Sorry, just rambling, but I think this is an interesting topic.
Rambling on real estate is perpetually interesting, at least to me
Date: 2013-02-25 02:42 pm (UTC)CR covered a lot of the built-but-never-occupied-shadow-inventory, especially the Inland Empire, and there was also a lot of coverage of jingle mail -- altho a fair amount of people who walked on an upside down mortgage didn't go far, just rented in the same neighborhood for a much lower price.
There are places where real estate is not a valid long run investment: you'll die before it recovers, if it ever does. Youngstown, for example, and Detroit and other cities are actively tearing down parts of the city because of depopulation and the expense of just keeping the street lights running, never mind the rest of the utilities.

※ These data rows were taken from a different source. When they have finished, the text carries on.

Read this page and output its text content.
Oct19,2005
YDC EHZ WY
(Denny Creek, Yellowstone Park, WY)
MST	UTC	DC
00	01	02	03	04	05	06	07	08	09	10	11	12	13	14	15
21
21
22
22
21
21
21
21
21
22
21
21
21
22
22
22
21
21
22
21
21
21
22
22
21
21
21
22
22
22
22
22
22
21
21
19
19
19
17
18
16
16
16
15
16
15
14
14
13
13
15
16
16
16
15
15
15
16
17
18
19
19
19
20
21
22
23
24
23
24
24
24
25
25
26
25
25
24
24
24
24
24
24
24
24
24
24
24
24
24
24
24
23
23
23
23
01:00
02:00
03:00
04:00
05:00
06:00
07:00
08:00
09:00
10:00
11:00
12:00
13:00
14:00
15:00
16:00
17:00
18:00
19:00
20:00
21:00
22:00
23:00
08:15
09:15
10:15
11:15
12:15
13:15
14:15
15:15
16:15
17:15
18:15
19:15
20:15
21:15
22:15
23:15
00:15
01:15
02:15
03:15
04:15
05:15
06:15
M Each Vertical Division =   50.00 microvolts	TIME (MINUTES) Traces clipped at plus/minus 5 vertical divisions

However, I think that Silicon Valley and the Triangle and similar places _are_ places where, if you hang on, you'll recover what you put into it before you die (assuming you didn't buy at the peak of a boom when you were in your late 50s or something like that).
The article about Hughes/the houses 4 rent operation did make a point that they were not only buying the Right Size (2000+ sq ft) in the Right Place (above average schools), but they were not buying fixer-uppers, much less buying crap to foist off on renters with no other choices (who tend also to be less reliable on making the rent). In some cases, they were buying _new_ housing from the _builder_ -- and this is in an area that didn't overbuild, so they were paying (close to) "normal times" prices for those new houses. Buying high quality housing to rent is New, but could make sense: it'll increase their pool of reliable renters who will pay a good amount, it'll reduce their turnover (both of which reduce the wear-and-tear), and it'll reduce/delay their necessary maintenance (a new house hopefully won't need a new roof for a few years).
The remaining question in my mind is: can you manage the housing to catch the occasional bad apple (no one is going to rent these things to run a crack house, but you could get someone who doesn't tell you about a roof leak until the whole thing has toxic mold, and you could definitely wind up with a hoarder or someone with an aging pet or whatever) without spending all your money on the management process? You can automate rent collection and maintenance inspection, lawn care, etc. and in the Triangle, you should be able to get all the lawn and house maintenance done by contract or in house consistently at a low labor rate.